I think I'll finish there, there is more to tell, but that can wait.
Sunday, January 11, 2009
culture shock
I wasn't prepared for the shock of arrival at the place I'd planned for, dreamed of and struggled to get to. After packing and cleaning the house in Ballarat - stuff of nightmares and to raw and horrible to describe - and an aborted start to the drive, leaving Tom on the street in Adelaide and dashing with Dad across the continent in three days, the unease of Perth and the shopping for furniture, all of it came with me when I arrived here and undid me.
Looked at objectively this house, while on the highway and noisy, is cool, clean, small, within strolling distance of the beach, a perfect ‘Bess’ backyard and very little to do to maintain it all. But when I walked in here I was utterly traumatised by everything that had happened and had the strongest urge to flee as I’ve ever had. I was on my own and I just had to calm myself down, find the positives here and concentrate on them. But I wasn’t really able to feel okay about it all until Bess and I walked down to the beach that evening. The walk is along a tree-lined road, past well maintained houses whose reticulation sprinkles the footpath. At the end of the road is a parking area with a clean toilet block and a boat launch straight onto the beach. The beach – on the shores of
Today, for the first time on my own, I took Bess around to Dunsborough – some 15kms around the bay. We found an almost deserted swimming spot and dipped into the warm water – a lovely temperature from the heat of the day. I didn’t even have a towel; just air dried a bit then drove home. I ate biscuits and dip in my bathers on the back patio with a sandalwood stick wafting over me. Is this my life now?
…later
I did take my camera down to the beach and ended up getting there just after the sun went down.
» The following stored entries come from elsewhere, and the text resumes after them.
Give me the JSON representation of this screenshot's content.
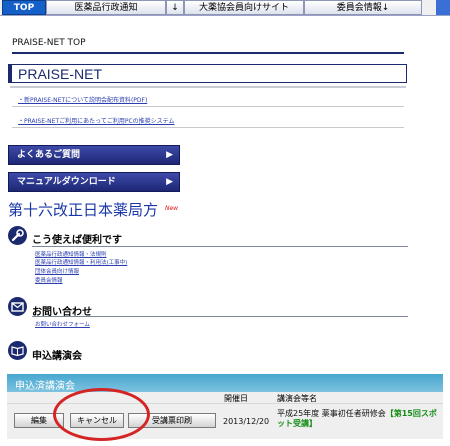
{
  "nav": {
    "tabs": [
      {
        "label": "TOP"
      },
      {
        "label": "医薬品行政通知"
      },
      {
        "label": "↓"
      },
      {
        "label": "大薬協会員向けサイト"
      },
      {
        "label": "委員会情報↓"
      }
    ]
  },
  "page": {
    "heading": "PRAISE-NET TOP",
    "banner_title": "PRAISE-NET"
  },
  "links": {
    "pdf_notice": "・新PRAISE-NETについて説明会配布資料(PDF)",
    "pc_env": "・PRAISE-NETご利用にあたってご利用PCの推奨システム"
  },
  "menu": {
    "faq": "よくあるご質問",
    "manual": "マニュアルダウンロード",
    "arrow": "▶"
  },
  "pharmacopoeia": {
    "title": "第十六改正日本薬局方",
    "badge": "New"
  },
  "sections": {
    "useful": {
      "title": "こう使えば便利です",
      "links": [
        "医薬品行政通知情報・法規則",
        "医薬品行政通知情報・利用法(工事中)",
        "団体会員向け情報",
        "委員会情報"
      ]
    },
    "contact": {
      "title": "お問い合わせ",
      "link": "お問い合わせフォーム"
    },
    "apply": {
      "title": "申込講演会"
    }
  },
  "lectures": {
    "header": "申込済講演会",
    "columns": {
      "date": "開催日",
      "name": "講演会等名"
    },
    "rows": [
      {
        "edit_label": "編集",
        "cancel_label": "キャンセル",
        "print_label": "受講票印刷",
        "date": "2013/12/20",
        "name": "平成25年度 薬事初任者研修会",
        "tag": "【第15回スポット受講】"
      }
    ]
  },
  "colors": {
    "nav_active": "#1460c8",
    "menu_button": "#1d2775",
    "title_blue": "#1a37a8",
    "panel_header": "#48a7cf",
    "highlight_oval": "#d42424",
    "tag_green": "#168c16"
  }
}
I knew a huge moon had to be rising at some point but all was dark on the eastern horizon. I took some photos (below), walked along and then gave up and turned back. Halfway back something made me turn and I was just in time to see the pregnant-orange moon plop over the horizon and swim above the faint lights of Bunbury. It was huge and dominating but silent and serene at the same time. I stood and watched it but it was also getting dark and I had to make it back along the beach and then home so we left. And now I’m home again – my first night on my own and it seems I’m going to have to get used to that again.